Measure of "how much diagonal" a matrix is

Given that your entries are frequencies, and you want to give credit for being "close" to the diagonal, a natural approach is to compute the correlation coefficient between the row and column. That is, suppose your matrix is built as follows: repeatedly generate a pair of numbers $x$ and $y$, and increment the count of the matrix entry at position $(x,y)$. If you think of $x$ and $y$ as samples of random variables $X$ and $Y$ respectively, then the sample correlation coefficient $r$ of $X$ and $Y$ lies between $-1$ and $1$. It is $1$ if $X$ and $Y$ are perfectly correlated, $-1$ if they are perfectly anticorrelated. The point is that $X$ and $Y$ are perfectly correlated (in this case, equal) precisely when the matrix is diagonal, strong correlation means the matrix entries tend to be near the diagonal.

This is robust: the correlation coefficient is unchanged if you scale the matrix (and the formula turns out to make sense even if your entries are nonnegative real numbers).

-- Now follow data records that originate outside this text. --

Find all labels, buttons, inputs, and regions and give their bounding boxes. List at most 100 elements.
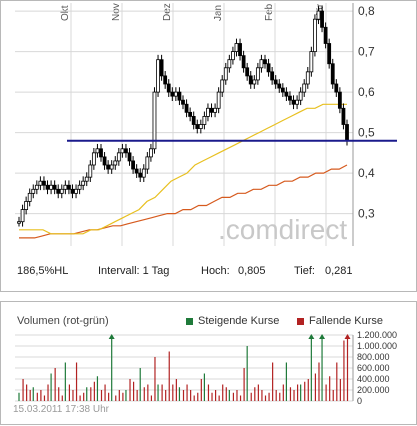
price-chart: OktNovDezJanFebMär0,80,70,60,50,40,3.com… [15,3,397,246]
candle-body [27,192,32,202]
candle-body [231,51,235,61]
candle-body [141,168,146,178]
candle-body [327,43,332,65]
volume-axis-label: 600.000 [357,363,390,373]
low-value: 0,281 [325,265,353,277]
candle-body [152,91,157,150]
month-label: Feb [264,3,275,21]
price-axis-label: 0,7 [358,45,375,59]
candle-body [173,91,178,97]
candle-body [252,79,257,85]
interval-label: Intervall: 1 Tag [98,265,170,277]
candle-body [52,184,57,190]
candle-body [113,160,118,166]
high-label: Hoch: [201,265,230,277]
candle-body [63,184,68,190]
volume-overflow-arrow [319,334,326,339]
performance-label: 186,5%HL [17,265,69,277]
candle-body [56,188,61,194]
candle-body [24,201,29,210]
volume-overflow-arrow [108,334,115,339]
candle-body [95,148,100,154]
candle-body [337,91,342,109]
candle-body [99,148,103,158]
candle-body [234,43,239,52]
volume-overflow-arrow [308,334,315,339]
candle-body [106,164,111,170]
candle-body [91,152,96,166]
legend-rising-label: Steigende Kurse [198,315,280,327]
candle-body [259,59,264,69]
candle-body [88,164,93,178]
candle-body [34,184,39,190]
month-label: Okt [60,5,71,21]
candle-body [216,91,221,109]
volume-axis-label: 0 [357,396,362,406]
candle-body [309,51,314,73]
candle-body [20,209,25,223]
candle-body [31,188,36,194]
candle-body [191,116,196,125]
ma-short-line [19,103,347,235]
candle-body [238,43,242,57]
candle-body [145,156,150,170]
candle-body [295,99,299,105]
volume-axis-label: 400.000 [357,374,390,384]
candle-body [127,152,132,162]
low-label: Tief: [294,265,315,277]
candle-body [59,188,64,194]
candle-body [49,184,53,190]
volume-axis-label: 1.200.000 [357,330,397,340]
price-axis-label: 0,8 [358,4,375,18]
candle-body [227,59,232,69]
candle-body [81,180,86,186]
candle-body [341,107,346,125]
candle-body [134,168,139,174]
candle-body [277,83,282,89]
candle-body [124,148,128,154]
price-axis-label: 0,3 [358,207,375,221]
candle-body [198,124,203,129]
candle-body [263,59,267,65]
candle-body [170,91,175,97]
candle-body [195,124,200,129]
candle-body [255,67,260,81]
candle-body [323,26,328,44]
candle-body [77,184,82,190]
rising-swatch [186,317,193,325]
candle-body [38,180,43,186]
price-chart-panel: OktNovDezJanFebMär0,80,70,60,50,40,3.com… [0,0,417,292]
candle-body [120,148,125,154]
candle-body [131,160,135,170]
price-axis-label: 0,5 [358,126,375,140]
candle-body [188,111,193,117]
candle-body [320,10,324,28]
candle-body [223,67,228,81]
volume-axis-label: 1.000.000 [357,341,397,351]
volume-chart-panel: Volumen (rot-grün) Steigende Kurse Falle… [0,301,417,425]
candle-body [270,71,275,81]
candle-body [248,75,253,85]
candle-body [220,79,225,93]
candle-body [116,152,121,162]
legend-falling-label: Fallende Kurse [309,315,383,327]
volume-chart: 1.200.0001.000.000800.000600.000400.0002… [15,330,397,406]
candle-body [280,87,285,93]
candle-body [149,148,153,158]
candle-body [102,156,107,166]
candle-body [209,107,214,113]
candle-body [166,83,171,93]
candle-body [84,176,89,182]
candle-body [109,164,114,170]
candle-body [330,63,335,85]
candle-body [345,124,349,142]
candle-body [302,83,307,93]
timestamp: 15.03.2011 17:38 Uhr [13,404,110,415]
high-value: 0,805 [238,265,266,277]
price-axis-label: 0,4 [358,166,375,180]
falling-swatch [297,317,304,325]
candle-body [273,79,278,85]
candle-body [266,63,271,73]
candle-body [245,67,250,77]
candle-body [288,95,292,101]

If you adapt the formulas in the above reference to this situation, they take the following form. Let $A$ be a $d\times d$ matrix; let $j$ be the $d$-long vector of all ones, and let $r=(1,2,\ldots,d)$ and $r_2=(1^2,2^2,\ldots,d^2)$. Then:

$$\begin{align} n &= j A j^T \textrm{ (the sum of the entries of $A$) }\\ \Sigma x &= r A j^T\\ \Sigma y &= j A r^T\\ \Sigma x^2 &= r_2 A j^T\\ \Sigma y^2 &= j A r_2^T\\ \Sigma xy &= r A r^T\\ r &= \frac{n\, \Sigma xy -\Sigma x\, \Sigma y}{\sqrt{n\, \Sigma x^2 - (\Sigma x)^2}\sqrt{n\, \Sigma y^2 - (\Sigma y)^2}} \end{align}$$

Some examples:

Diagonal matrix: $\left( \begin{array}{cccc} 1. & 0. & 0. & 0. \\ 0. & 5. & 0. & 0. \\ 0. & 0. & 30.5 & 0. \\ 0. & 0. & 0. & 3.14159 \\ \end{array} \right): \quad r=1.000000$

Diagonally dominant matrix: $\left( \begin{array}{ccc} 6 & 1 & 0 \\ 1 & 5 & 2 \\ 1 & 3 & 6 \\ \end{array} \right): \quad r=0.674149$

Uniformly distributed on $[0,1]$: $\left( \begin{array}{cccc} 0.2624 & 0.558351 & 0.249054 & 0.484223 \\ 0.724561 & 0.797153 & 0.689489 & 0.273023 \\ 0.462727 & 0.119412 & 0.911981 & 0.636588 \\ 0.089544 & 0.160899 & 0.910123 & 0.549202 \\ \end{array} \right): \quad r=0.233509$

Tridiagonal: $\left( \begin{array}{ccccc} 2 & 1 & 0 & 0 & 0 \\ 1 & 3 & 2 & 0 & 0 \\ 0 & 2 & 3 & 4 & 0 \\ 0 & 0 & 1 & 2 & 3 \\ 0 & 0 & 0 & 1 & 1 \\ \end{array} \right): \quad r=0.812383$


Here's an easy one. Let $M$ be your measured matrix, and $A$ be the matrix which agrees with $M$ along the diagonal, but is zero elsewhere. Then pick your favorite matrix norm (operator probably works well here) and use $\|M-A\|$ as your measurement.

If you want more fine tuned understanding of 'clustering', instead of making all the entries off the diagonal $0$, weight them by what band they are on. So the super and sub diagonal might take half the corresponding value in $M$.